Training Contract Selection.

After all the late nights, coffee and frantic searches of your workshop notes trying to recall the cost consequences of failing to beat a defendant’s Part 36 offer, the obligatory LinkedIn graduation posts, you finally wave farewell to the academic period of your legal career. Then, if you’re anything like me, the search to secure your training contract begins.

You hunt for the upcoming application deadlines, subscribe to all the latest commercial awareness newsletters you can find and join the ranks of your fellow graduates in the search to find the golden ticket that is your training contract.

The Application

When I began applying to firms, I soon found it was the norm to be subjected to abstract assessments concocted by Messrs Watson Glaser. I was presented with endless multiple choices to assess my verbal and logical reasoning, each one an attempt to obliquely determine my suitability through a series of ones and zeroes. I began to see my career in law as a never ending list of lettered and numbered choices and my future employers as statisticians, reviewing every remark I made and running it through a system which processed my character and whether it was ‘optimal’, according to current industry trends.

That was until I applied to Lanyon Bowdler. For the first time in my search for a training contract I found a firm that was interested in me. Rather than being asked what order I would respond to events in a hypothetical situation, they wanted to know who I was and what I could do. I sat down and, for what felt like the first time, prepared my application based on my background and skillset.

The Interview

To my excitement, I received an invitation for an interview. I say ‘interview’ but the whole process felt like a chat with genuine people who wanted to get to know you. I was fortunate enough to be asked back for a second interview where my practical knowledge of the law was assessed, although not through abstract scenarios which were run through an algorithm and scored as a percentage – as had been my experience before – but through talking about a case study with real lawyers who had years of experience and who understood there was more than one answer to a situation.

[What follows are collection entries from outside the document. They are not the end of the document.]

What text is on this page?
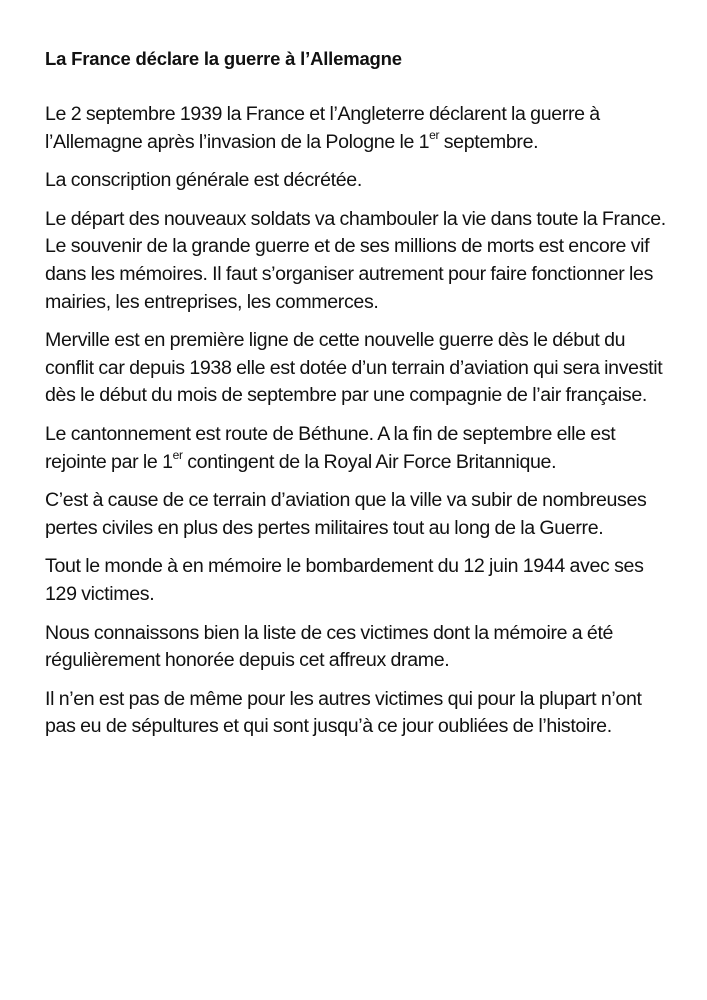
La France déclare la guerre à l’Allemagne

Le 2 septembre 1939 la France et l’Angleterre déclarent la guerre à l’Allemagne après l’invasion de la Pologne le 1er septembre.

La conscription générale est décrétée.

Le départ des nouveaux soldats va chambouler la vie dans toute la France. Le souvenir de la grande guerre et de ses millions de morts est encore vif dans les mémoires. Il faut s’organiser autrement pour faire fonctionner les mairies, les entreprises, les commerces.

Merville est en première ligne de cette nouvelle guerre dès le début du conflit car depuis 1938 elle est dotée d’un terrain d’aviation qui sera investit dès le début du mois de septembre par une compagnie de l’air française.

Le cantonnement est route de Béthune. A la fin de septembre elle est rejointe par le 1er contingent de la Royal Air Force Britannique.

C’est à cause de ce terrain d’aviation que la ville va subir de nombreuses pertes civiles en plus des pertes militaires tout au long de la Guerre.

Tout le monde à en mémoire le bombardement du 12 juin 1944 avec ses 129 victimes.

Nous connaissons bien la liste de ces victimes dont la mémoire a été régulièrement honorée depuis cet affreux drame.

Il n’en est pas de même pour les autres victimes qui pour la plupart n’ont pas eu de sépultures et qui sont jusqu’à ce jour oubliées de l’histoire.
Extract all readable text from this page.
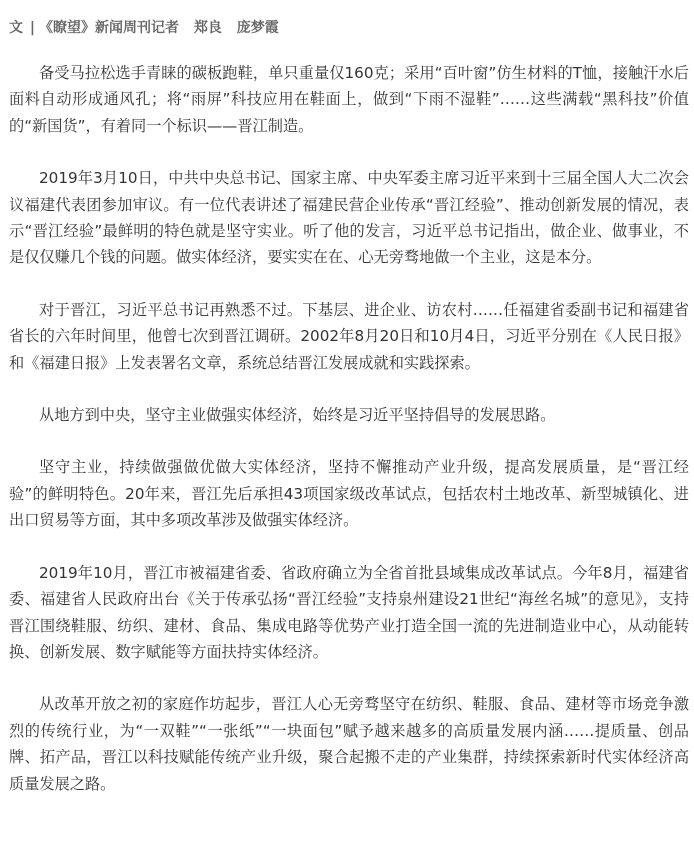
文 | 《瞭望》新闻周刊记者 郑良 庞梦霞

备受马拉松选手青睐的碳板跑鞋，单只重量仅160克；采用“百叶窗”仿生材料的T恤，接触汗水后面料自动形成通风孔；将“雨屏”科技应用在鞋面上，做到“下雨不湿鞋”……这些满载“黑科技”价值的“新国货”，有着同一个标识——晋江制造。

2019年3月10日，中共中央总书记、国家主席、中央军委主席习近平来到十三届全国人大二次会议福建代表团参加审议。有一位代表讲述了福建民营企业传承“晋江经验”、推动创新发展的情况，表示“晋江经验”最鲜明的特色就是坚守实业。听了他的发言，习近平总书记指出，做企业、做事业，不是仅仅赚几个钱的问题。做实体经济，要实实在在、心无旁骛地做一个主业，这是本分。

对于晋江，习近平总书记再熟悉不过。下基层、进企业、访农村……任福建省委副书记和福建省省长的六年时间里，他曾七次到晋江调研。2002年8月20日和10月4日，习近平分别在《人民日报》和《福建日报》上发表署名文章，系统总结晋江发展成就和实践探索。

从地方到中央，坚守主业做强实体经济，始终是习近平坚持倡导的发展思路。

坚守主业，持续做强做优做大实体经济，坚持不懈推动产业升级，提高发展质量，是“晋江经验”的鲜明特色。20年来，晋江先后承担43项国家级改革试点，包括农村土地改革、新型城镇化、进出口贸易等方面，其中多项改革涉及做强实体经济。

2019年10月，晋江市被福建省委、省政府确立为全省首批县域集成改革试点。今年8月，福建省委、福建省人民政府出台《关于传承弘扬“晋江经验”支持泉州建设21世纪“海丝名城”的意见》，支持晋江围绕鞋服、纺织、建材、食品、集成电路等优势产业打造全国一流的先进制造业中心，从动能转换、创新发展、数字赋能等方面扶持实体经济。

从改革开放之初的家庭作坊起步，晋江人心无旁骛坚守在纺织、鞋服、食品、建材等市场竞争激烈的传统行业，为“一双鞋”“一张纸”“一块面包”赋予越来越多的高质量发展内涵……提质量、创品牌、拓产品，晋江以科技赋能传统产业升级，聚合起搬不走的产业集群，持续探索新时代实体经济高质量发展之路。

As a mature candidate, having completed my LPC at 32 years old, I had a great deal of practical experience on my CV, which the interviewing partners were keen to discuss and which would not necessarily have translated through the impersonal approach adopted by a majority of firms.

Lanyon Bowdler’s Approach

The personal approach that LB takes in selecting its trainees is its greatest strength. You meet the partners early on; they talk to you, on a personal level, and see what sort of candidate you are for themselves. I remember, during my first interview, being told the reason the firm takes this approach is because they aren’t picking faceless trainees who just check boxes and don’t have any stake in the work they perform, they’re choosing future associates and partners.

I’ve found this ethos to be true in the work I had the privilege of completing during my training period. From my first seat I was involved in high level work which, admittedly, at first was daunting but I always had a direct line to my supervising partner and other experienced solicitors, so I was never put in a situation where I was out of my depth.

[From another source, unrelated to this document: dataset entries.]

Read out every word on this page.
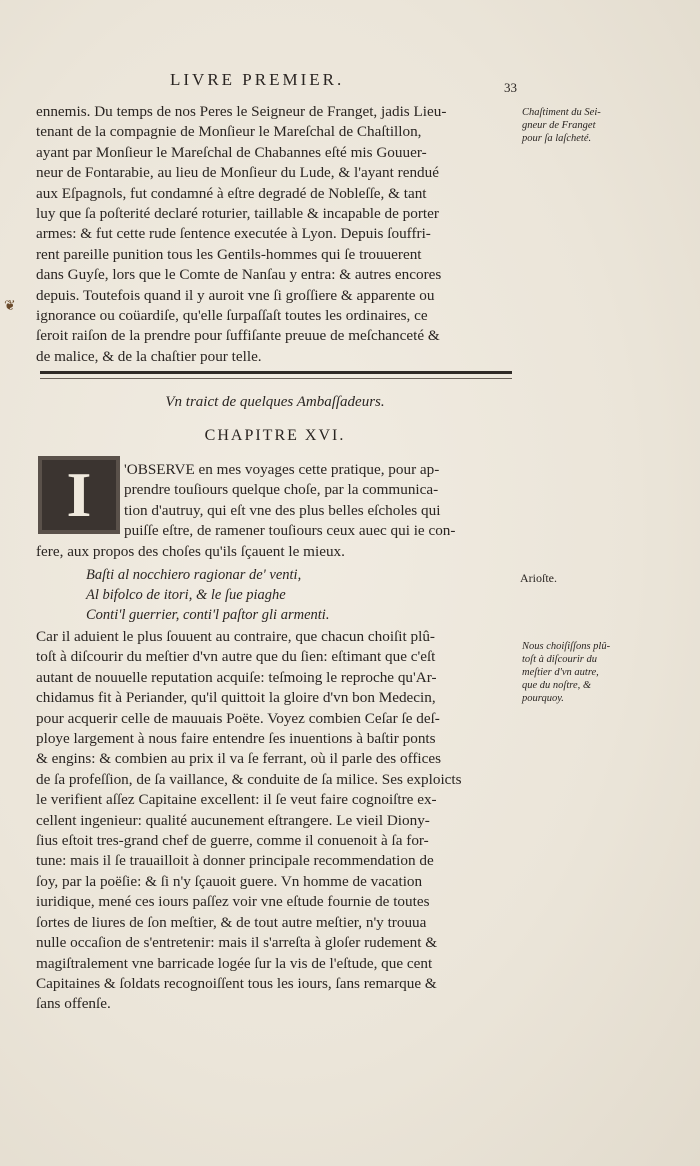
LIVRE PREMIER.	33
ennemis. Du temps de nos Peres le Seigneur de Franget, jadis Lieu-
tenant de la compagnie de Monſieur le Mareſchal de Chaſtillon,
ayant par Monſieur le Mareſchal de Chabannes eſté mis Gouuer-
neur de Fontarabie, au lieu de Monſieur du Lude, & l'ayant rendué
aux Eſpagnols, fut condamné à eſtre degradé de Nobleſſe, & tant
luy que ſa poſterité declaré roturier, taillable & incapable de porter
armes: & fut cette rude ſentence executée à Lyon. Depuis ſouffri-
rent pareille punition tous les Gentils-hommes qui ſe trouuerent
dans Guyſe, lors que le Comte de Nanſau y entra: & autres encores
depuis. Toutefois quand il y auroit vne ſi groſſiere & apparente ou
ignorance ou coüardiſe, qu'elle ſurpaſſaſt toutes les ordinaires, ce
ſeroit raiſon de la prendre pour ſuffiſante preuue de meſchanceté &
de malice, & de la chaſtier pour telle.
Chaſtiment du Sei-
gneur de Franget
pour ſa laſcheté.
❦
Vn traict de quelques Ambaſſadeurs.
CHAPITRE XVI.
I	'OBSERVE en mes voyages cette pratique, pour ap-
prendre touſiours quelque choſe, par la communica-
tion d'autruy, qui eſt vne des plus belles eſcholes qui
puiſſe eſtre, de ramener touſiours ceux auec qui ie con-
fere, aux propos des choſes qu'ils ſçauent le mieux.
Baſti al nocchiero ragionar de' venti,
Al bifolco de itori, & le ſue piaghe
Conti'l guerrier, conti'l paſtor gli armenti.
Arioſte.
Car il aduient le plus ſouuent au contraire, que chacun choiſit plû-
toſt à diſcourir du meſtier d'vn autre que du ſien: eſtimant que c'eſt
autant de nouuelle reputation acquiſe: teſmoing le reproche qu'Ar-
chidamus fit à Periander, qu'il quittoit la gloire d'vn bon Medecin,
pour acquerir celle de mauuais Poëte. Voyez combien Ceſar ſe deſ-
ploye largement à nous faire entendre ſes inuentions à baſtir ponts
& engins: & combien au prix il va ſe ferrant, où il parle des offices
de ſa profeſſion, de ſa vaillance, & conduite de ſa milice. Ses exploicts
le verifient aſſez Capitaine excellent: il ſe veut faire cognoiſtre ex-
cellent ingenieur: qualité aucunement eſtrangere. Le vieil Diony-
ſius eſtoit tres-grand chef de guerre, comme il conuenoit à ſa for-
tune: mais il ſe trauailloit à donner principale recommendation de
ſoy, par la poëſie: & ſi n'y ſçauoit guere. Vn homme de vacation
iuridique, mené ces iours paſſez voir vne eſtude fournie de toutes
ſortes de liures de ſon meſtier, & de tout autre meſtier, n'y trouua
nulle occaſion de s'entretenir: mais il s'arreſta à gloſer rudement &
magiſtralement vne barricade logée ſur la vis de l'eſtude, que cent
Capitaines & ſoldats recognoiſſent tous les iours, ſans remarque &
ſans offenſe.
Nous choiſiſſons plû-
toſt à diſcourir du
meſtier d'vn autre,
que du noſtre, &
pourquoy.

The team at LB wants to develop you to be the best solicitor you can. I found, during my training, that I was exposed to all aspects of life in practice; I was encouraged to take part in networking and business development early on and discovered that life in practice is more than just drafting, note taking and research. I was taught about the importance of making connections with clients and seeking out new business; not to just rest on your laurels and expect work to come to you.

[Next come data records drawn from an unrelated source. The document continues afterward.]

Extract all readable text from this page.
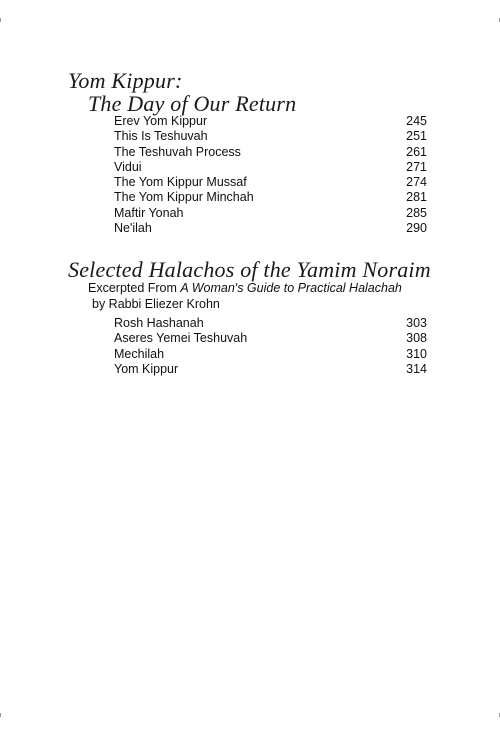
Yom Kippur:
The Day of Our Return
Erev Yom Kippur	245
This Is Teshuvah	251
The Teshuvah Process	261
Vidui	271
The Yom Kippur Mussaf	274
The Yom Kippur Minchah	281
Maftir Yonah	285
Ne'ilah	290
Selected Halachos of the Yamim Noraim
Excerpted From A Woman's Guide to Practical Halachah
by Rabbi Eliezer Krohn
Rosh Hashanah	303
Aseres Yemei Teshuvah	308
Mechilah	310
Yom Kippur	314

At every point in my training I felt as if I were put at the centre of decisions, I was able to meet with partners regularly and have a say in which department I would gain experience in next. I felt I was able to shape my training to suit the career I wanted, and was actively encouraged by the firm to do so.

After all the time, effort and care which had gone into my training I felt I was ready to take on life as a newly qualified solicitor and was delighted to be given the opportunity to do so as a dispute resolution solicitor at Lanyon Bowdler.